Note that to search an entire graph one would need to apply this function to each vertex in the graph.

Breadth-first search in undirected graphs

Breadth-first search (BFS) is similar to DFS. Both algorithms give vertexes reachable from a given vertex. Unlike DFS though, BFS explores wide before going deep. In other words, the algorithm looks at each child before looking at any of the children's children. BFS (like DFS) maintains a set of visited vertexes.
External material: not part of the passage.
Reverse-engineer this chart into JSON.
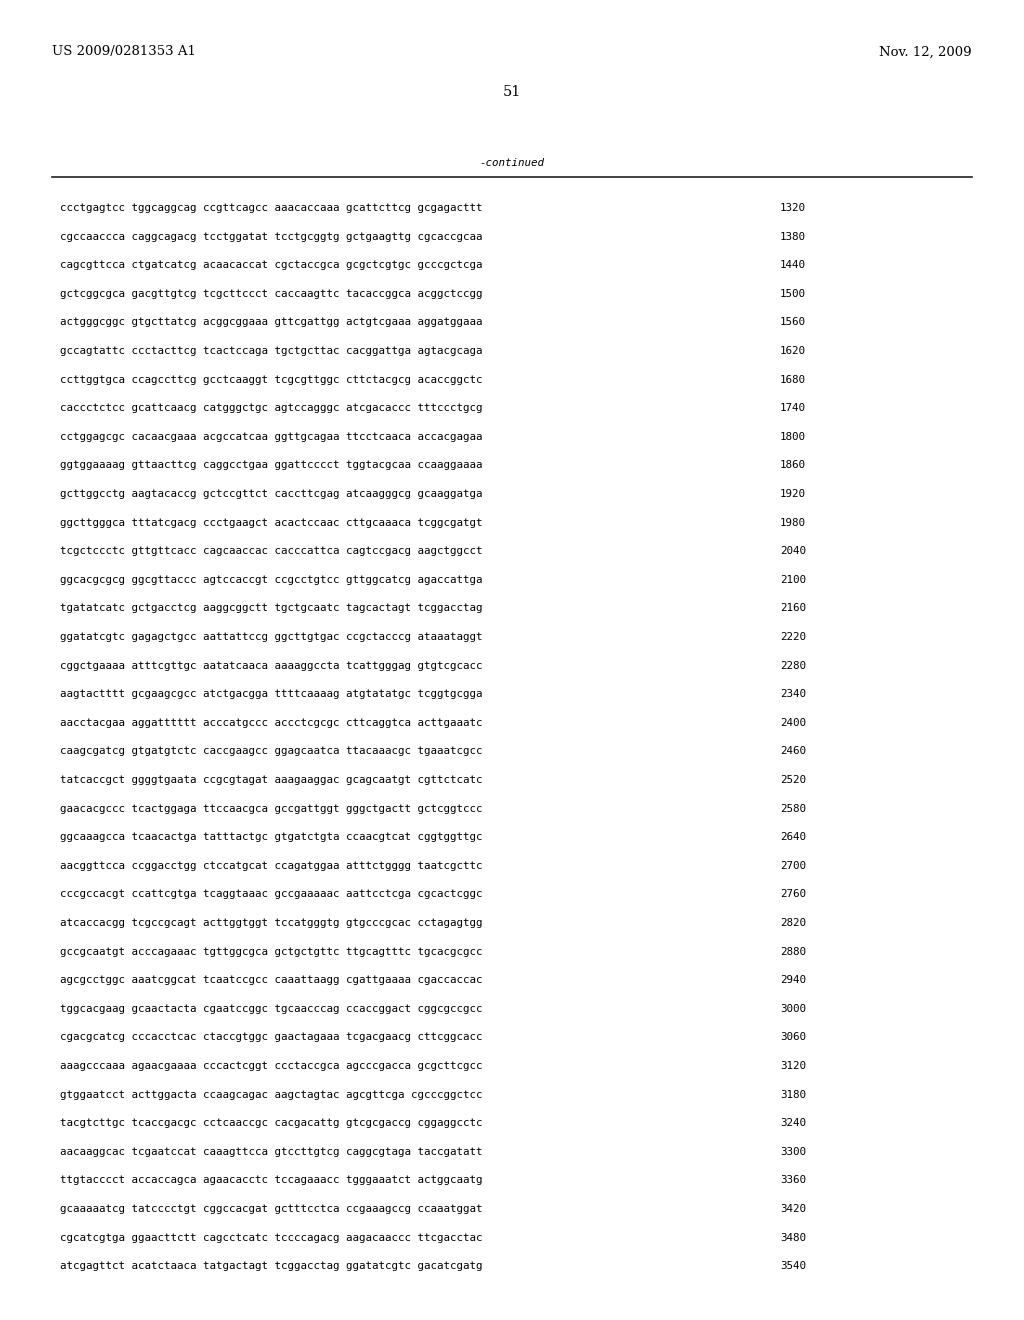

DFS and BFS can both be modified to find paths between vertexes. An advantage of BFS over DFS is that BFS is guaranteed to return the shortest path first.

Sample Code

def breadth_first_search(vertex):
    queue = [vertex]
    visited = set()
    while queue:
        current = queue.pop(0)
        if current not in visited:
            visited.add(current)
            queue.extend(vertex.neighbors)
    return visited

Note that to search an entire graph one would need to apply this function to each vertex in the graph.

TODO Glossary of Terms

Taken from Algorithms by Sedgewick and Wayne. See http://algs4.cs.princeton.edu/41graph/

  • A self-loop is an adge that connects a vertex to itself.
  • When an edge connects two vertices, we say that the vertices are adjacent to one another and that the edge is incident on both vertices.
  • The degree of a vertex is the number of edges incident to it.
  • A path in a graph is a sequence of vertices connected by edges.
  • A cycle is a path (with at least one edge) whose first and last vertices are the same.
  • We say that one vertex is connected to another if there exists a path that contains both of them.
  • A graph is connected if there is a path from every vertex to every other vertex.
  • An acyclic graph is a graph with no cycles.
  • A tree is a acyclic connected graph.
  • A forest is a disjoint set of trees.